Techniquement, l’asexualité tombe sous l’égide de la philosophie « sex-positive »; mais, dans les faits, on est vite soupçonné-e d’être une prude rétrograde si on ne démontre pas son ouverture à une sexualité suffisamment diversifiée, surtout en tant que lectrice ou auteure de romance — parce qu’après tout, c’est bien connu, les femmes qui aiment la romance ne sont pas très fute-fute et ont l’horizon tristement étroit… Moi-même, j’en profite pour faire mon mea culpa. Même si j’ai expliqué en partie pourquoi, j’ai conscience aujourd’hui d’avoir longtemps eu un préjugé contre les héroïnes vierges en romance contemporaine, les jugeant irréalistes ou coincées, alors qu’elles étaient peut-être en réalité juste « ace », « demi » ou « grace »…***


* À un moment, Evie précise « ace spectrum », mais c’est la seule fois et on n’en saura pas plus. Est-ce que l’auteure a estimé que le terme « demisexuelle » paraîtrait trop barbare, trop compliqué aux lecteurs/-trices?

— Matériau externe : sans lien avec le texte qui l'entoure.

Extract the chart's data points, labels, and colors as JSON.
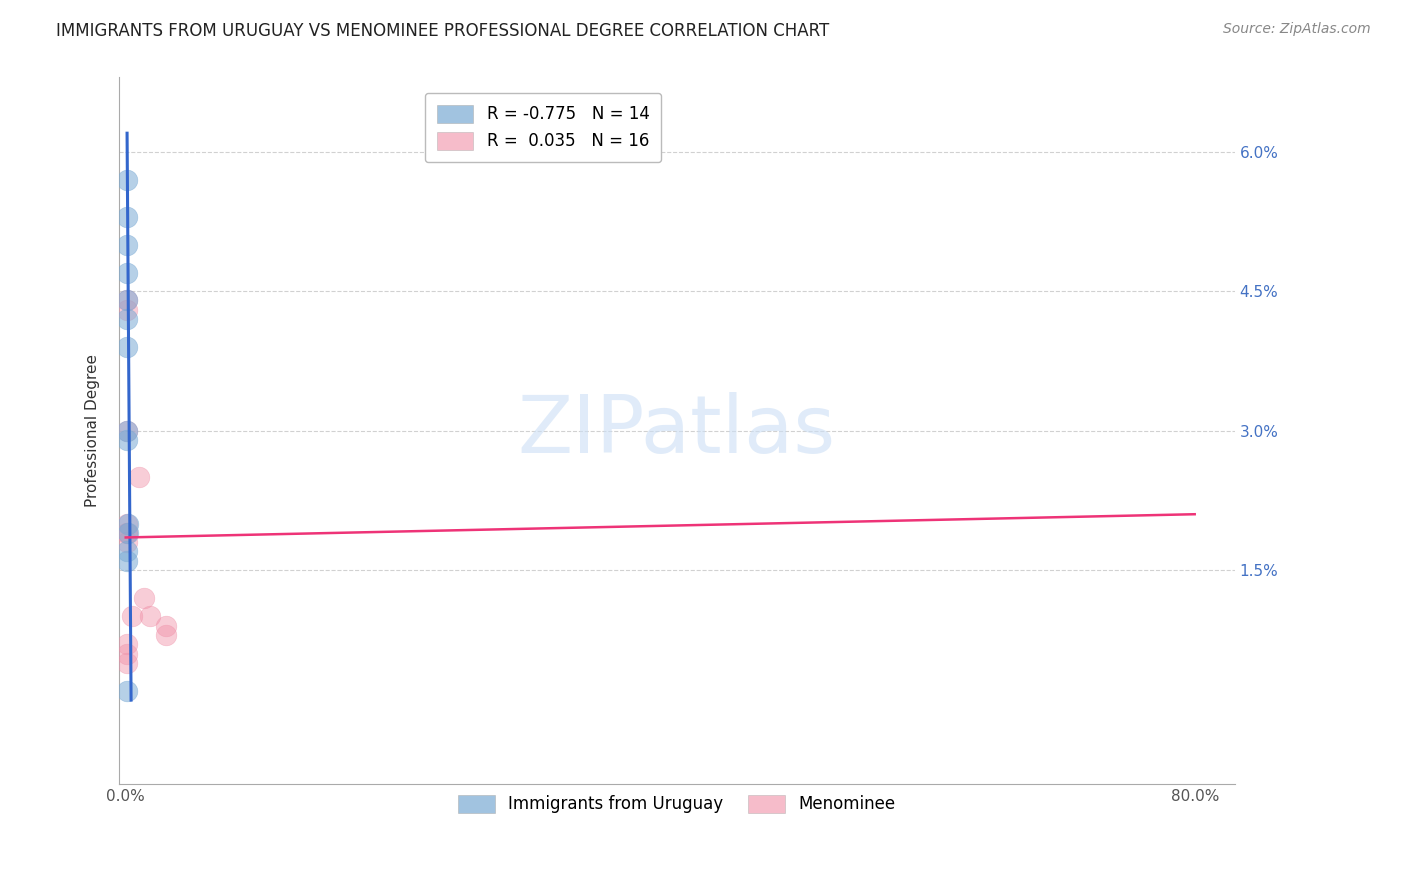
{
  "title": "IMMIGRANTS FROM URUGUAY VS MENOMINEE PROFESSIONAL DEGREE CORRELATION CHART",
  "source": "Source: ZipAtlas.com",
  "ylabel": "Professional Degree",
  "watermark": "ZIPatlas",
  "legend_entries": [
    {
      "label": "R = -0.775   N = 14",
      "color": "#a8c4e0"
    },
    {
      "label": "R =  0.035   N = 16",
      "color": "#f4a8b8"
    }
  ],
  "legend_bottom": [
    "Immigrants from Uruguay",
    "Menominee"
  ],
  "xlim": [
    -0.005,
    0.83
  ],
  "ylim": [
    -0.008,
    0.068
  ],
  "x_ticks": [
    0.0,
    0.8
  ],
  "y_ticks": [
    0.015,
    0.03,
    0.045,
    0.06
  ],
  "y_tick_labels": [
    "1.5%",
    "3.0%",
    "4.5%",
    "6.0%"
  ],
  "blue_scatter": [
    [
      0.001,
      0.057
    ],
    [
      0.001,
      0.053
    ],
    [
      0.001,
      0.05
    ],
    [
      0.001,
      0.047
    ],
    [
      0.001,
      0.044
    ],
    [
      0.001,
      0.042
    ],
    [
      0.001,
      0.039
    ],
    [
      0.001,
      0.03
    ],
    [
      0.001,
      0.029
    ],
    [
      0.002,
      0.02
    ],
    [
      0.002,
      0.019
    ],
    [
      0.001,
      0.017
    ],
    [
      0.001,
      0.016
    ],
    [
      0.001,
      0.002
    ]
  ],
  "pink_scatter": [
    [
      0.001,
      0.044
    ],
    [
      0.001,
      0.043
    ],
    [
      0.001,
      0.03
    ],
    [
      0.01,
      0.025
    ],
    [
      0.001,
      0.02
    ],
    [
      0.001,
      0.019
    ],
    [
      0.001,
      0.019
    ],
    [
      0.001,
      0.018
    ],
    [
      0.014,
      0.012
    ],
    [
      0.005,
      0.01
    ],
    [
      0.018,
      0.01
    ],
    [
      0.001,
      0.007
    ],
    [
      0.001,
      0.006
    ],
    [
      0.001,
      0.005
    ],
    [
      0.03,
      0.009
    ],
    [
      0.03,
      0.008
    ]
  ],
  "blue_line_x": [
    0.001,
    0.004
  ],
  "blue_line_y": [
    0.062,
    0.001
  ],
  "pink_line_x": [
    0.0,
    0.8
  ],
  "pink_line_y": [
    0.0185,
    0.021
  ],
  "blue_color": "#7aaad4",
  "pink_color": "#f090a8",
  "blue_scatter_alpha": 0.55,
  "pink_scatter_alpha": 0.45,
  "blue_line_color": "#3366cc",
  "pink_line_color": "#ee3377",
  "title_fontsize": 12,
  "source_fontsize": 10,
  "axis_label_fontsize": 11,
  "tick_fontsize": 11,
  "background_color": "#ffffff",
  "grid_color": "#cccccc",
  "scatter_size": 220
}
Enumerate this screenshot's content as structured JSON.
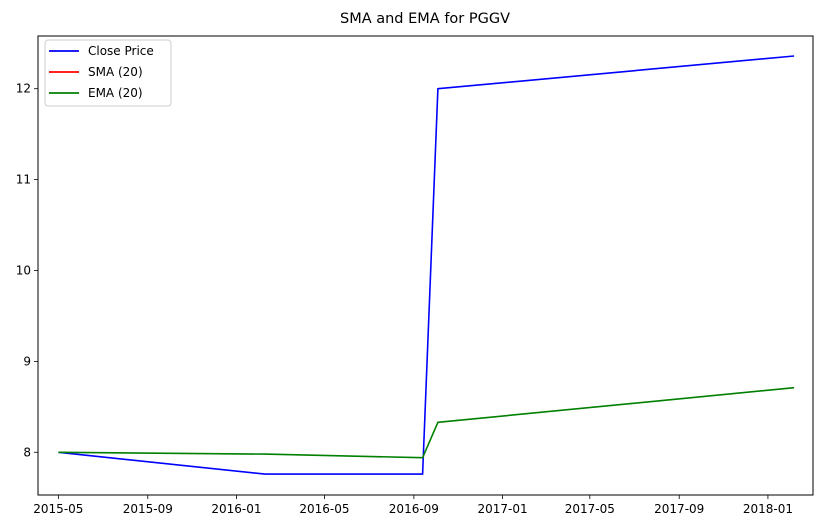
{
  "chart_data": {
    "type": "line",
    "title": "SMA and EMA for PGGV",
    "xlabel": "",
    "ylabel": "",
    "x_axis_type": "date",
    "xlim": [
      "2015-04-03",
      "2018-03-04"
    ],
    "ylim": [
      7.53,
      12.58
    ],
    "x_ticks": [
      "2015-05",
      "2015-09",
      "2016-01",
      "2016-05",
      "2016-09",
      "2017-01",
      "2017-05",
      "2017-09",
      "2018-01"
    ],
    "y_ticks": [
      8,
      9,
      10,
      11,
      12
    ],
    "grid": false,
    "legend_position": "top-left",
    "series": [
      {
        "name": "Close Price",
        "color": "#0000ff",
        "points": [
          {
            "x": "2015-05-01",
            "y": 8.0
          },
          {
            "x": "2016-02-09",
            "y": 7.76
          },
          {
            "x": "2016-09-13",
            "y": 7.76
          },
          {
            "x": "2016-10-04",
            "y": 12.0
          },
          {
            "x": "2018-02-06",
            "y": 12.36
          }
        ]
      },
      {
        "name": "SMA (20)",
        "color": "#ff0000",
        "points": []
      },
      {
        "name": "EMA (20)",
        "color": "#008000",
        "points": [
          {
            "x": "2015-05-01",
            "y": 8.0
          },
          {
            "x": "2016-02-09",
            "y": 7.98
          },
          {
            "x": "2016-09-13",
            "y": 7.94
          },
          {
            "x": "2016-10-04",
            "y": 8.33
          },
          {
            "x": "2018-02-06",
            "y": 8.71
          }
        ]
      }
    ]
  }
}
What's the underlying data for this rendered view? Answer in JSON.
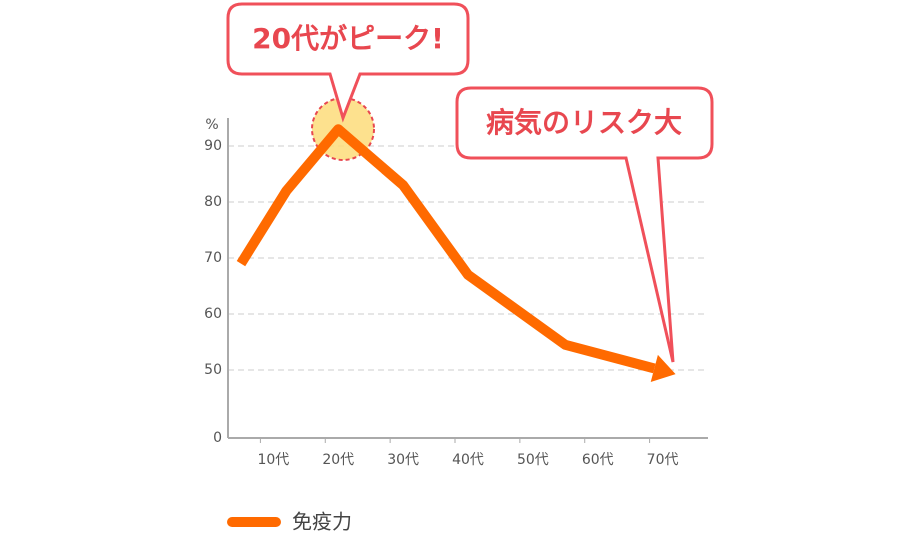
{
  "chart_data": {
    "type": "line",
    "y_unit": "%",
    "x": [
      5,
      12,
      20,
      30,
      40,
      55,
      72
    ],
    "xlim": [
      3,
      77
    ],
    "xticks": [
      {
        "value": 10,
        "label": "10代"
      },
      {
        "value": 20,
        "label": "20代"
      },
      {
        "value": 30,
        "label": "30代"
      },
      {
        "value": 40,
        "label": "40代"
      },
      {
        "value": 50,
        "label": "50代"
      },
      {
        "value": 60,
        "label": "60代"
      },
      {
        "value": 70,
        "label": "70代"
      }
    ],
    "ylim": [
      0,
      95
    ],
    "yticks": [
      0,
      50,
      60,
      70,
      80,
      90
    ],
    "axis_break": true,
    "grid": true,
    "series": [
      {
        "name": "免疫力",
        "color": "#ff6a00",
        "values": [
          69,
          82,
          93,
          83,
          67,
          54.5,
          47
        ]
      }
    ],
    "annotations": [
      "20代がピーク!",
      "病気のリスク大"
    ]
  }
}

** Il y a d’ailleurs des relents assez clairs de slut-shaming dans Rule qui me débectent un peu.

*** Je précise au cas où que la virginité n’a rien à voir avec l’asexualité. Evie, l’héroïne de Finding Your Feet, n’est d’ailleurs pas vierge. C’est juste que, parfois, la virginité « tardive » peut s’expliquer par l’asexualité.